Это целая поэма о дружбе комиссара и бойца: солдат заслонил его своей грудью в бою, а комиссар затем дал свою кровь для спасения тяжелораненого бойца.
Серый рассвет над болотами встал,Тихо комбат командирам сказал:«Только вперед, час расплаты настал!»Ночь, не спеша, поднималась с кустов.Был батальон к наступленью готов.Плавно ракеты над лесом взвились,И будто вдогонку за нами неслисьВспышки орудий и залп батарей,Гром наступающих наших частей…

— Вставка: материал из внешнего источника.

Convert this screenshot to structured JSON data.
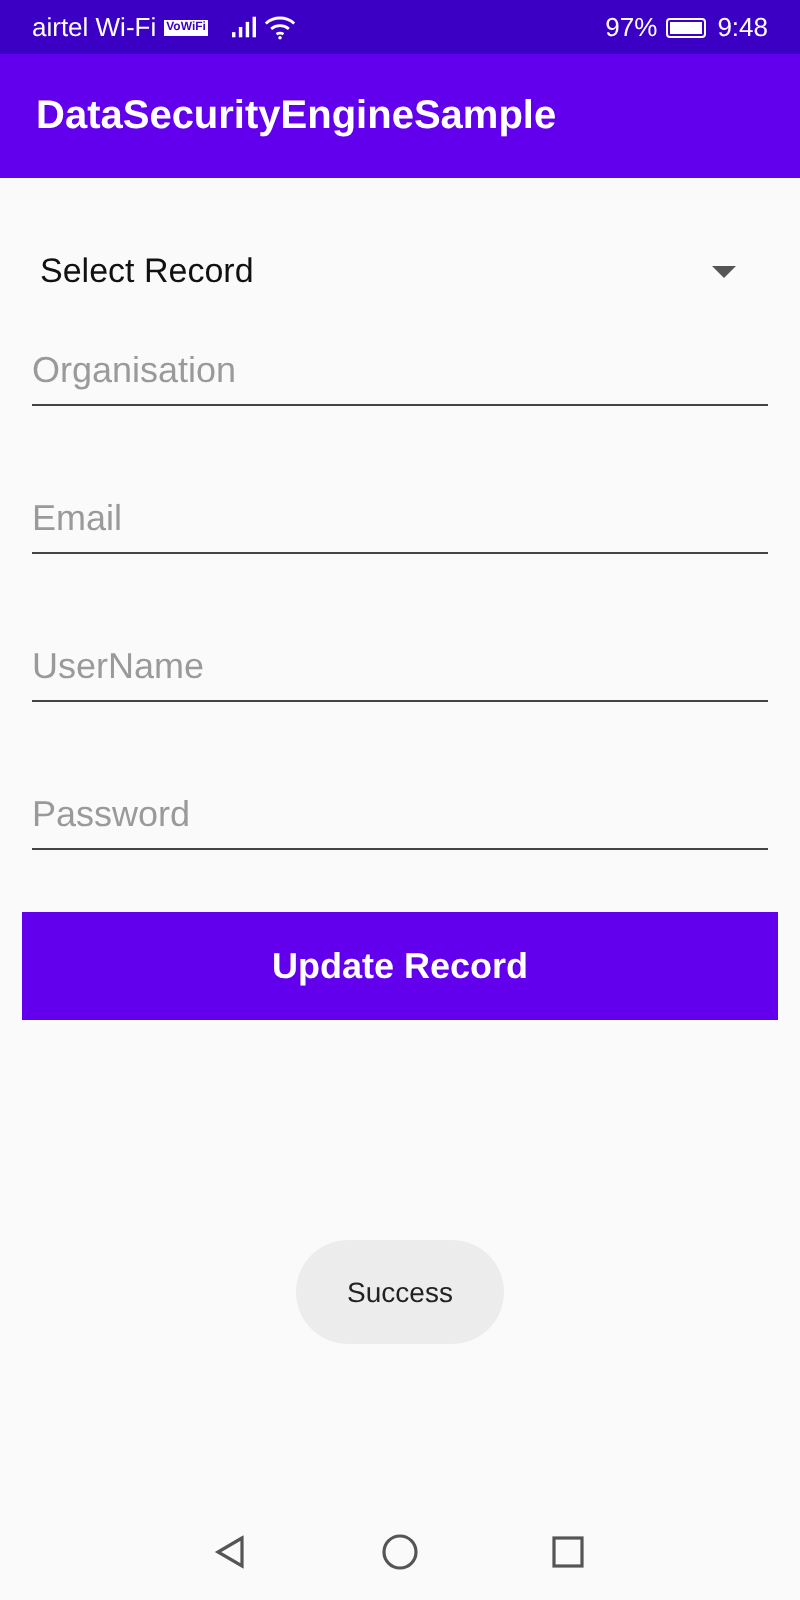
{
  "status_bar": {
    "carrier": "airtel Wi-Fi",
    "badge": "VoWiFi",
    "battery": "97%",
    "time": "9:48"
  },
  "app_bar": {
    "title": "DataSecurityEngineSample"
  },
  "spinner": {
    "value": "Select Record"
  },
  "fields": [
    {
      "placeholder": "Organisation"
    },
    {
      "placeholder": "Email"
    },
    {
      "placeholder": "UserName"
    },
    {
      "placeholder": "Password"
    }
  ],
  "button": {
    "label": "Update Record"
  },
  "toast": {
    "text": "Success"
  }
}
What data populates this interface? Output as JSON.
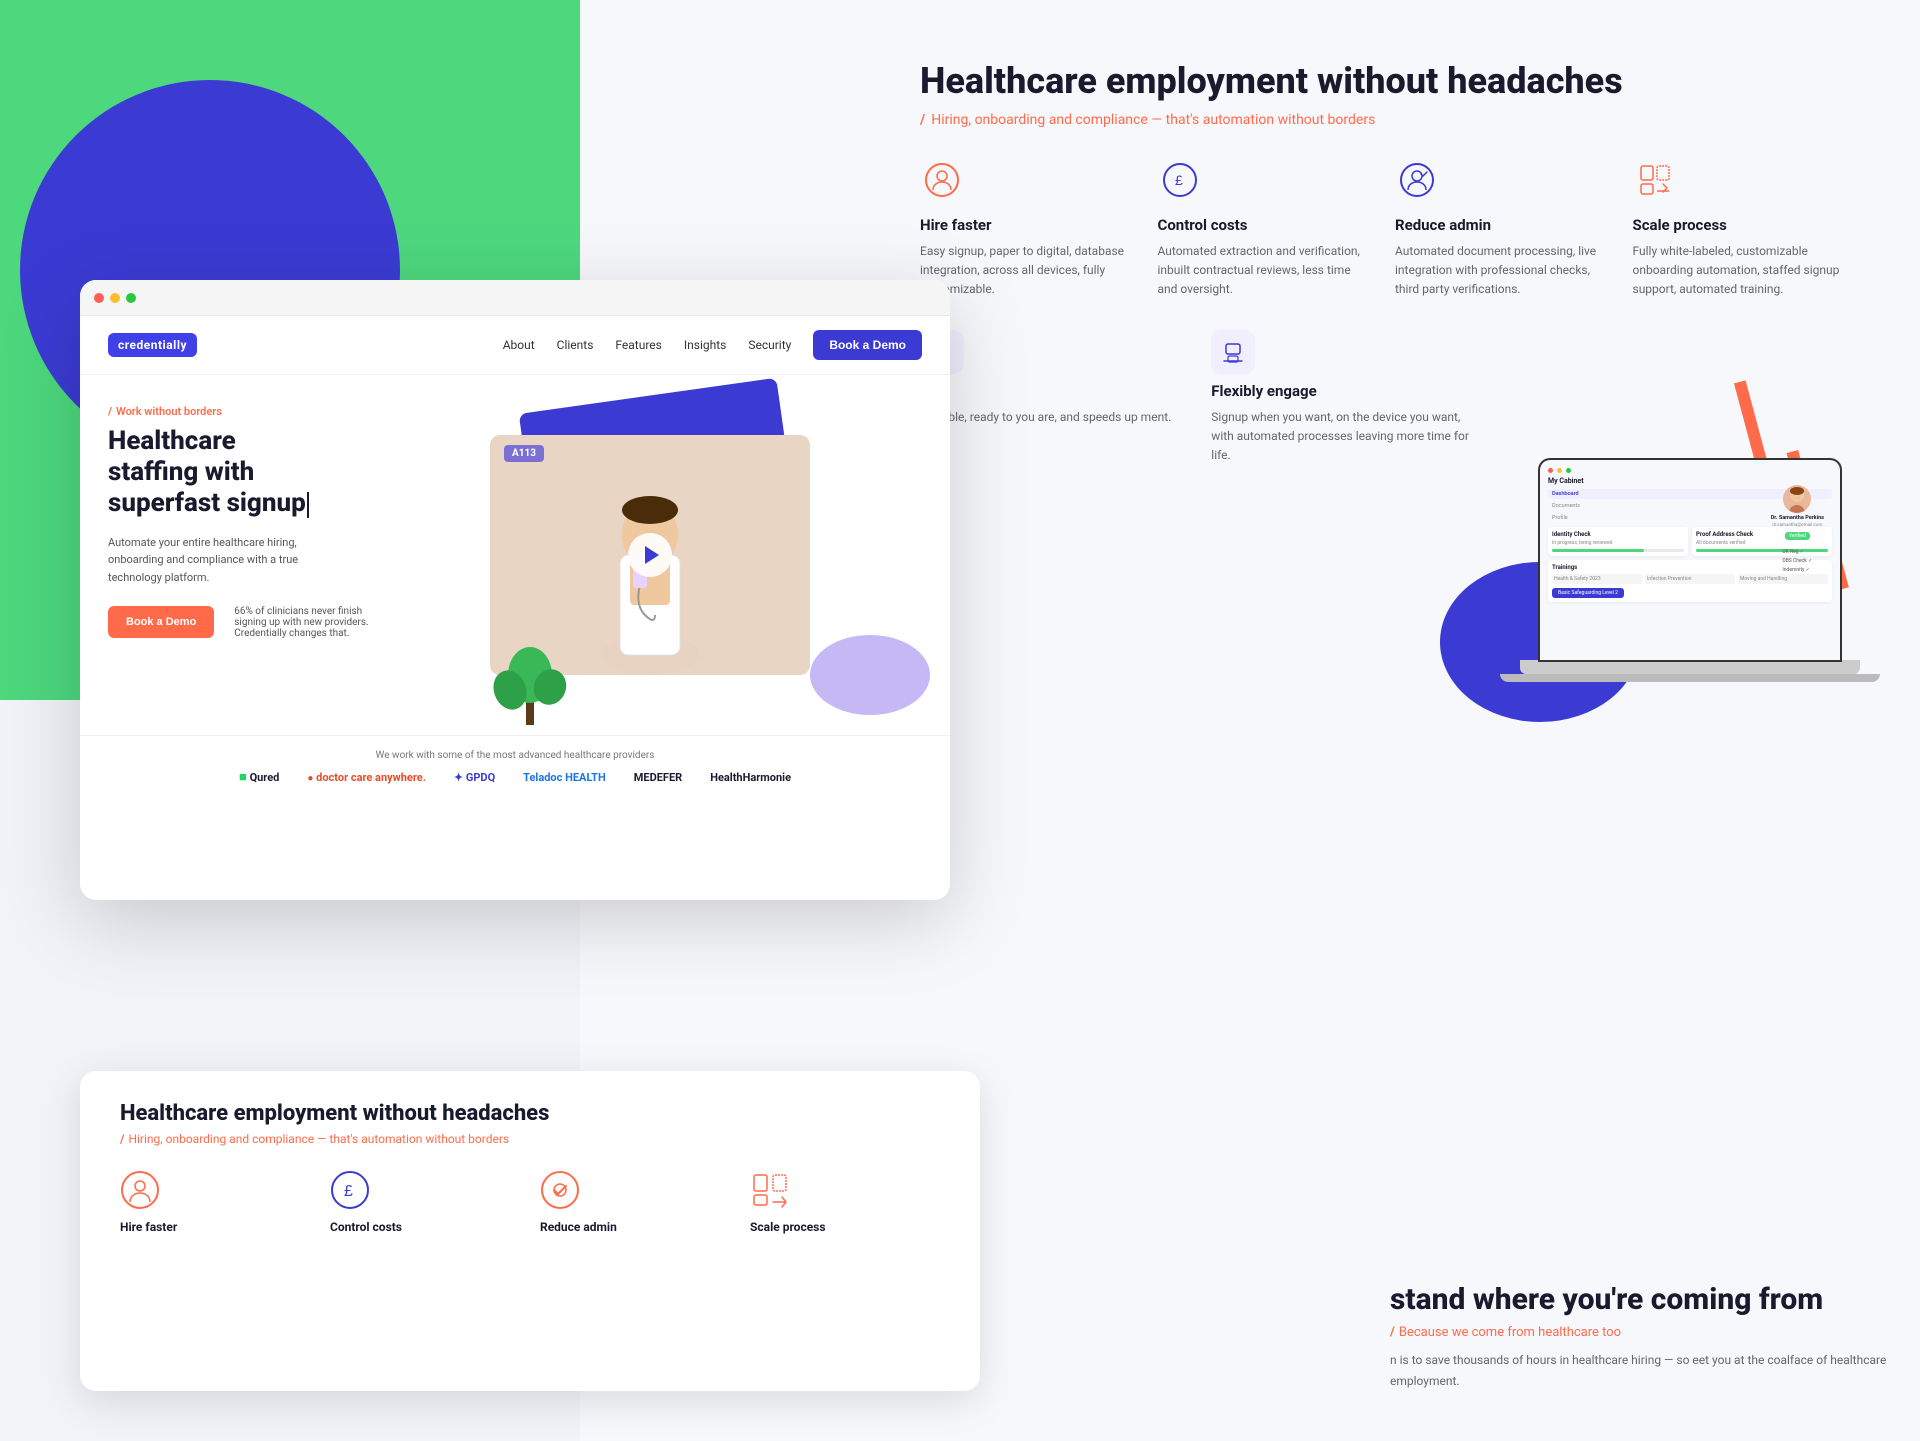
{
  "brand": {
    "name": "credentially",
    "logo_label": "credentially"
  },
  "nav": {
    "links": [
      "About",
      "Clients",
      "Features",
      "Insights",
      "Security"
    ],
    "cta": "Book a Demo"
  },
  "hero": {
    "tag": "Work without borders",
    "title_line1": "Healthcare",
    "title_line2": "staffing with",
    "title_line3": "superfast signup",
    "description": "Automate your entire healthcare hiring, onboarding and compliance with a true technology platform.",
    "cta": "Book a Demo",
    "stat": "66% of clinicians never finish signing up with new providers. Credentially changes that."
  },
  "partners": {
    "label": "We work with some of the most advanced healthcare providers",
    "logos": [
      "Qured",
      "doctor care anywhere.",
      "GPDQ",
      "Teladoc HEALTH",
      "MEDEFER",
      "HealthHarmonie"
    ]
  },
  "features_section": {
    "title": "Healthcare employment without headaches",
    "subtitle": "Hiring, onboarding and compliance — that's automation without borders",
    "items": [
      {
        "name": "Hire faster",
        "desc": "Easy signup, paper to digital, database integration, across all devices, fully customizable.",
        "icon": "user"
      },
      {
        "name": "Control costs",
        "desc": "Automated extraction and verification, inbuilt contractual reviews, less time and oversight.",
        "icon": "pound"
      },
      {
        "name": "Reduce admin",
        "desc": "Automated document processing, live integration with professional checks, third party verifications.",
        "icon": "user-check"
      },
      {
        "name": "Scale process",
        "desc": "Fully white-labeled, customizable onboarding automation, staffed signup support, automated training.",
        "icon": "scale"
      }
    ]
  },
  "engage_section": {
    "items": [
      {
        "name": "Flexibly engage",
        "desc": "Signup when you want, on the device you want, with automated processes leaving more time for life."
      }
    ]
  },
  "stand_section": {
    "title": "stand where you're coming from",
    "subtitle": "Because we come from healthcare too",
    "desc": "n is to save thousands of hours in healthcare hiring — so\neet you at the coalface of healthcare employment."
  },
  "video": {
    "badge": "A113"
  },
  "dashboard": {
    "title": "My Cabinet",
    "sections": [
      "Identity Check",
      "Proof Address Check",
      "Trainings"
    ],
    "name": "Dr. Samantha Perkins",
    "email": "dr.samantha@email.com"
  },
  "bottom_section": {
    "title": "Healthcare employment without headaches",
    "subtitle": "Hiring, onboarding and compliance — that's automation without borders",
    "items": [
      "Hire faster",
      "Control costs",
      "Reduce admin",
      "Scale process"
    ]
  },
  "colors": {
    "brand_blue": "#3b3bd4",
    "brand_green": "#4dd87e",
    "brand_orange": "#ff6b4a",
    "dark": "#1a1a2e",
    "light_purple": "#c5b8f5"
  }
}
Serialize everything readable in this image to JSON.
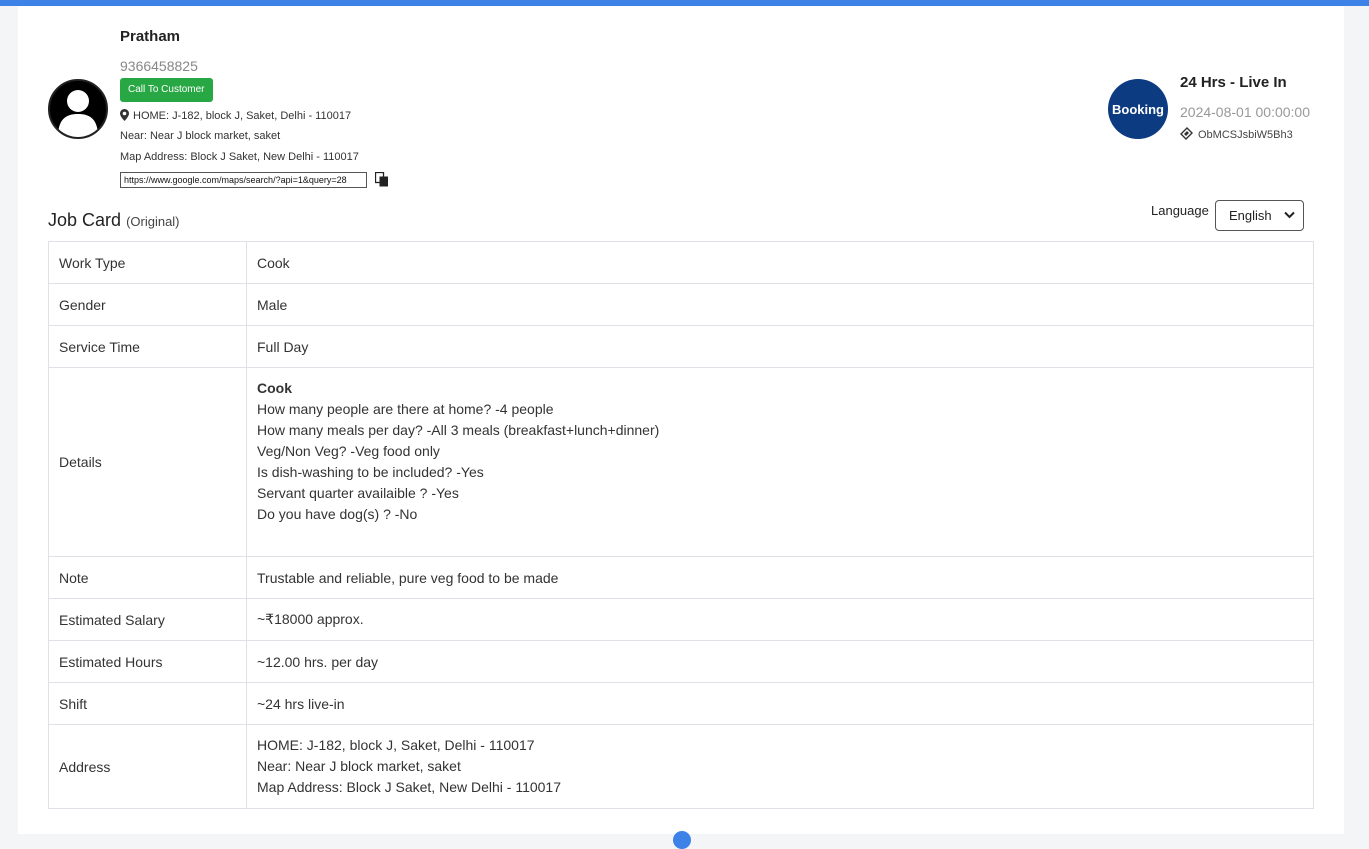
{
  "customer": {
    "name": "Pratham",
    "phone": "9366458825",
    "call_label": "Call To Customer",
    "address_home": "HOME: J-182, block J, Saket, Delhi - 110017",
    "address_near": "Near: Near J block market, saket",
    "address_map": "Map Address: Block J Saket, New Delhi - 110017",
    "map_url": "https://www.google.com/maps/search/?api=1&query=28"
  },
  "booking": {
    "logo_text": "Booking",
    "title": "24 Hrs - Live In",
    "date": "2024-08-01 00:00:00",
    "code": "ObMCSJsbiW5Bh3"
  },
  "job_card": {
    "title": "Job Card",
    "subtitle": "(Original)",
    "language_label": "Language",
    "language_selected": "English"
  },
  "rows": {
    "work_type": {
      "label": "Work Type",
      "value": "Cook"
    },
    "gender": {
      "label": "Gender",
      "value": "Male"
    },
    "service_time": {
      "label": "Service Time",
      "value": "Full Day"
    },
    "details": {
      "label": "Details",
      "heading": "Cook",
      "lines": [
        "How many people are there at home? -4 people",
        "How many meals per day? -All 3 meals (breakfast+lunch+dinner)",
        "Veg/Non Veg? -Veg food only",
        "Is dish-washing to be included? -Yes",
        "Servant quarter availaible ? -Yes",
        "Do you have dog(s) ? -No"
      ]
    },
    "note": {
      "label": "Note",
      "value": "Trustable and reliable, pure veg food to be made"
    },
    "salary": {
      "label": "Estimated Salary",
      "value": "~₹18000 approx."
    },
    "hours": {
      "label": "Estimated Hours",
      "value": "~12.00 hrs. per day"
    },
    "shift": {
      "label": "Shift",
      "value": "~24 hrs live-in"
    },
    "address": {
      "label": "Address",
      "lines": [
        "HOME: J-182, block J, Saket, Delhi - 110017",
        "Near: Near J block market, saket",
        "Map Address: Block J Saket, New Delhi - 110017"
      ]
    }
  },
  "colors": {
    "accent": "#3d82e6",
    "call_button": "#28a745",
    "booking_logo": "#0d3b82"
  }
}
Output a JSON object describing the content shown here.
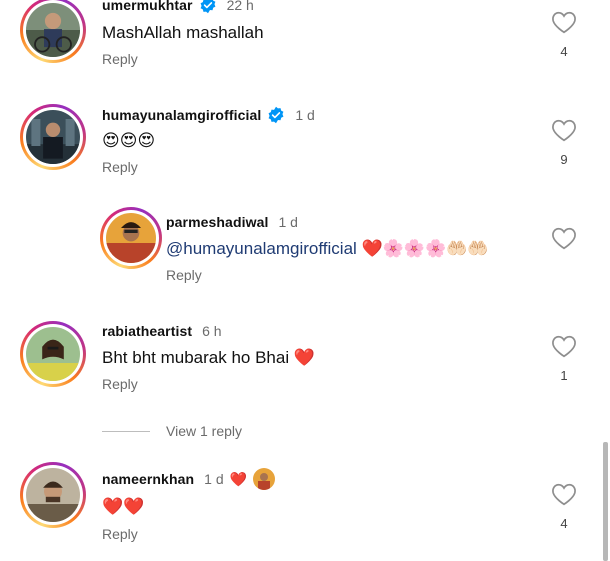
{
  "comments": [
    {
      "username": "umermukhtar",
      "verified": true,
      "time": "22 h",
      "text": "MashAllah mashallah",
      "reply_label": "Reply",
      "likes": "4"
    },
    {
      "username": "humayunalamgirofficial",
      "verified": true,
      "time": "1 d",
      "text": "😍😍😍",
      "reply_label": "Reply",
      "likes": "9"
    },
    {
      "username": "parmeshadiwal",
      "verified": false,
      "time": "1 d",
      "mention": "@humayunalamgirofficial",
      "text": "❤️🌸🌸🌸🤲🏻🤲🏻",
      "reply_label": "Reply",
      "likes": ""
    },
    {
      "username": "rabiatheartist",
      "verified": false,
      "time": "6 h",
      "text": "Bht bht mubarak ho Bhai ❤️",
      "reply_label": "Reply",
      "likes": "1"
    },
    {
      "username": "nameernkhan",
      "verified": false,
      "time": "1 d",
      "meta_extra": "❤️",
      "text": "❤️❤️",
      "reply_label": "Reply",
      "likes": "4"
    }
  ],
  "view_replies_label": "View 1 reply",
  "colors": {
    "verified_blue": "#0095f6",
    "mention": "#1f3b73",
    "muted": "#6b6b6b"
  },
  "icons": {
    "like": "heart-outline-icon",
    "verified": "verified-badge-icon"
  }
}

Заканчивалась поэма рассказом о встрече комиссара и бойца в госпитале через много дней после памятного боя:
Радостный, бодрый боец уж сидит.Новая кровь в его жилах бежит,Кровь комиссара у сердца стучит.Сердце от радости песню поет.Песню о дружбе, о жизни поет…
«Памятник Неизвестному Коммунисту»«Аминджан Джавхари»… Новенький партийный билет, взносы уплачены за один месяц — за декабрь 1941 года. Перед самым штурмом Тихвина штабной шофер Аминджан — «Миша», так все мы называли молодого веселого таджика из Душанбе — был принят в партию. И в тот же день подал рапорт с просьбой направить его на передовую. Мы не раз встречали фамилию Джавхари в политдонесениях. Бесстрашно, под обстрелом, под непрестанной бомбежкой подвозил он боеприпасы, одним из первых примчался на переправу и повел свою машину со снарядами по льду на тот берег, где шел жаркий бой за Лазаревичи… Прямое попадание авиабомбы — и машина исчезла подо льдом.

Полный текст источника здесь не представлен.